First it was the government shutdown. Now it's a fight over whether or not to raise the debt ceiling. Our "lawmakers" are having it out again and, in the end, the losers could be us, the American public. What is the debt ceiling and how could not raising it--or defaulting--affect you?

Here is a simple definition of what the debt ceiling is.

It's a cap set by Congress on how much the government can borrow in order to pay its debts.

via Debt ceiling definition from CNBC.

Okay, that's easy enough to understand. But what does it mean for the economy and what would be the effects of a government default if the debt ceiling isn't raised? There are varying opinions on what a default would mean but, suffice to say, most economists say it could be extremely harmful to not our our economy but the world's as well. Here are some possibilities.

--Without an increase in the borrowing limit, the government couldn't pay other obligations on time, such as Social Security benefits, bills from government contractors and Medicare reimbursements.
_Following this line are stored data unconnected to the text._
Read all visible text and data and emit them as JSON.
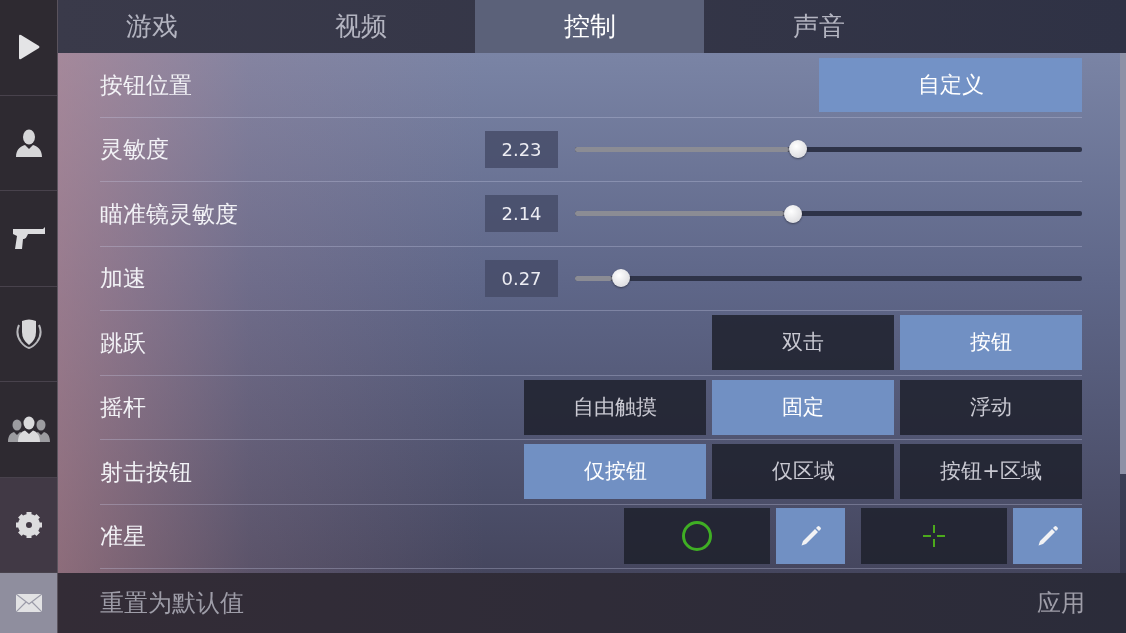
{
  "sidebar": {
    "items": [
      {
        "kind": "page",
        "selected": false
      },
      {
        "kind": "page",
        "selected": false
      },
      {
        "kind": "page",
        "selected": false
      },
      {
        "kind": "page",
        "selected": false
      },
      {
        "kind": "page",
        "selected": false
      },
      {
        "kind": "page",
        "selected": true
      },
      {
        "kind": "inbox",
        "selected": false
      }
    ]
  },
  "tabs": [
    {
      "label": "游戏",
      "selected": false
    },
    {
      "label": "视频",
      "selected": false
    },
    {
      "label": "控制",
      "selected": true
    },
    {
      "label": "声音",
      "selected": false
    }
  ],
  "settings": [
    {
      "kind": "button",
      "label": "按钮位置",
      "value": "自定义"
    },
    {
      "kind": "slider",
      "label": "灵敏度",
      "reading": "2.23",
      "level": 0.44
    },
    {
      "kind": "slider",
      "label": "瞄准镜灵敏度",
      "reading": "2.14",
      "level": 0.43
    },
    {
      "kind": "slider",
      "label": "加速",
      "reading": "0.27",
      "level": 0.09
    },
    {
      "kind": "choice",
      "label": "跳跃",
      "options": [
        {
          "label": "双击",
          "selected": false
        },
        {
          "label": "按钮",
          "selected": true
        }
      ]
    },
    {
      "kind": "choice",
      "label": "摇杆",
      "options": [
        {
          "label": "自由触摸",
          "selected": false
        },
        {
          "label": "固定",
          "selected": true
        },
        {
          "label": "浮动",
          "selected": false
        }
      ]
    },
    {
      "kind": "choice",
      "label": "射击按钮",
      "options": [
        {
          "label": "仅按钮",
          "selected": true
        },
        {
          "label": "仅区域",
          "selected": false
        },
        {
          "label": "按钮+区域",
          "selected": false
        }
      ]
    },
    {
      "kind": "crosshair",
      "label": "准星",
      "crosshairs": [
        {
          "kind": "circle"
        },
        {
          "kind": "cross"
        }
      ]
    }
  ],
  "footer": {
    "reset": "重置为默认值",
    "apply": "应用"
  }
}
-- If the government couldn't pay veterans' benefits, federal employee salaries or other bills, investors would almost certainly demand higher interest rates at future Treasury auctions. That would drive up the cost to taxpayers of servicing the government's debt.

-- Stock markets would likely fall. Household wealth would shrink. Consumer confidence could plunge. Americans would cut back on spending. Higher rates on government debt would raise other borrowing costs, including mortgage rates.

A good many economists and business leaders are saying a long delay in increasing the debt limit is uncharted territory and is a place they have no interest in visiting.